Using gene expression profiling, at least two distinct molecular subgroups (luminal A and B) have been identified within the category of hormone receptor-positive breast cancer. Luminal B tumors show lower expression of estrogen-related genes, are more often high grade with a higher Ki67 index and consistently have been shown to have poorer outcome compared with their luminal A counterparts.3, 4 Immunohistochemical panels may be used as expression surrogates to identify these intrinsic breast cancer subtypes. Despite the fact that varying criteria have been used to define each category, many studies have shown immunohistochemical-based classifiers to be prognostically significant.5, 6, 7 Luminal A cancers have been defined by a number of groups as hormone receptor-positive and HER2-negative and luminal B cancers as both hormone receptor positive and HER2 positive.8, 9, 10, 11, 12 However, this definition is flawed as ∼70% of luminal B tumors, defined by gene expression profiling, are in fact HER2 negative.13 Rather, evidence suggests that it is the proliferation rate that primarily distinguishes luminal A from luminal B cases.13, 14
Recently, Cheang et al13 proposed an immunohistochemical classifier incorporating the Ki67 index, recognizing the pivotal role of proliferation in subclassifying luminal breast cancers. However, alternative markers also warrant consideration. TP53 positivity in breast cancer is significantly associated with high histological grade and high proliferation index,12, 15 and consequently could potentially be substituted for Ki67 in an immunohistochemical-based classifier. Progesterone receptor (PR) negativity correlates with a high Oncotype DX® recurrence score in keeping with a luminal B genotype,8, 16, 17 and therefore represents another possible surrogate marker for Ki67 in segregating luminal cancers into low- and high-risk categories.

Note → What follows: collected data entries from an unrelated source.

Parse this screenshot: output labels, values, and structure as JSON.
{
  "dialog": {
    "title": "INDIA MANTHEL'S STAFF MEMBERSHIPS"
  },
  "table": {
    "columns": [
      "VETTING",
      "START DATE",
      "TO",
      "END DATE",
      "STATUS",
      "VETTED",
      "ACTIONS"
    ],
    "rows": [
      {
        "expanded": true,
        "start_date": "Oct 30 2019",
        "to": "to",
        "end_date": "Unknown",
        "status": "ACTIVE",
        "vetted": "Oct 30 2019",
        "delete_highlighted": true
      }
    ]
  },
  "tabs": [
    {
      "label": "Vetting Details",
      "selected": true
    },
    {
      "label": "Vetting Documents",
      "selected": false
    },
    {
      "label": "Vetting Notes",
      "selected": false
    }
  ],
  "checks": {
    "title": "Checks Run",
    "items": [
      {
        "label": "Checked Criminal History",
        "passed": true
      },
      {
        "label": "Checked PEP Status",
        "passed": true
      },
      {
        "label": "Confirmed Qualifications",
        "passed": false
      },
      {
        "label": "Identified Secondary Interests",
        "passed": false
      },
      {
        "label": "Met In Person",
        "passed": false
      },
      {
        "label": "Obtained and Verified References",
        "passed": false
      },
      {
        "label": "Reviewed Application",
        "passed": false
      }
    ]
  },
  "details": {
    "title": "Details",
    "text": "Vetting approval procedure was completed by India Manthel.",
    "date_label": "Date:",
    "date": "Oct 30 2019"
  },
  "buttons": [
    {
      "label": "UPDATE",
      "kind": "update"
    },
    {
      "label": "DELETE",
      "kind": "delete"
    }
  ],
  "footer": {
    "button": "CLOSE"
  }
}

The objectives of this study were to determine whether subgrouping ER-positive, HER2-negative, node-negative breast cancers into low- and high-risk luminal categories using (i) Ki67 index, (ii) TP53 status, and (iii) PR negativity or a combination of these markers is prognostically informative.
Materials and methods
Patient Cohort and Clinical Follow-Up
The patient cohort comprises a prospectively accrued consecutive series of women with lymph node-negative, invasive breast carcinoma enrolled at eight Toronto hospitals from September 1987 to October 1996, as previously described.18 Written informed consent was obtained from all participants. Patients were followed for recurrence and death. Disease-free survival was taken as the time between diagnosis and the confirmation of non-breast recurrence. All patients were monitored for death whether or not they experienced disease recurrence. Using clinical follow-up data, patient status on 10 January 2002 determined disease-free survival times and censoring status. Follow-up data were monitored for an additional 6 months to confirm patient status at the termination date.
Approval of the study protocol was obtained from the research ethics boards of Mount Sinai Hospital (#01-0313-U) and the University Health Network (#02-0881-C). Written informed consent was received from all study participants.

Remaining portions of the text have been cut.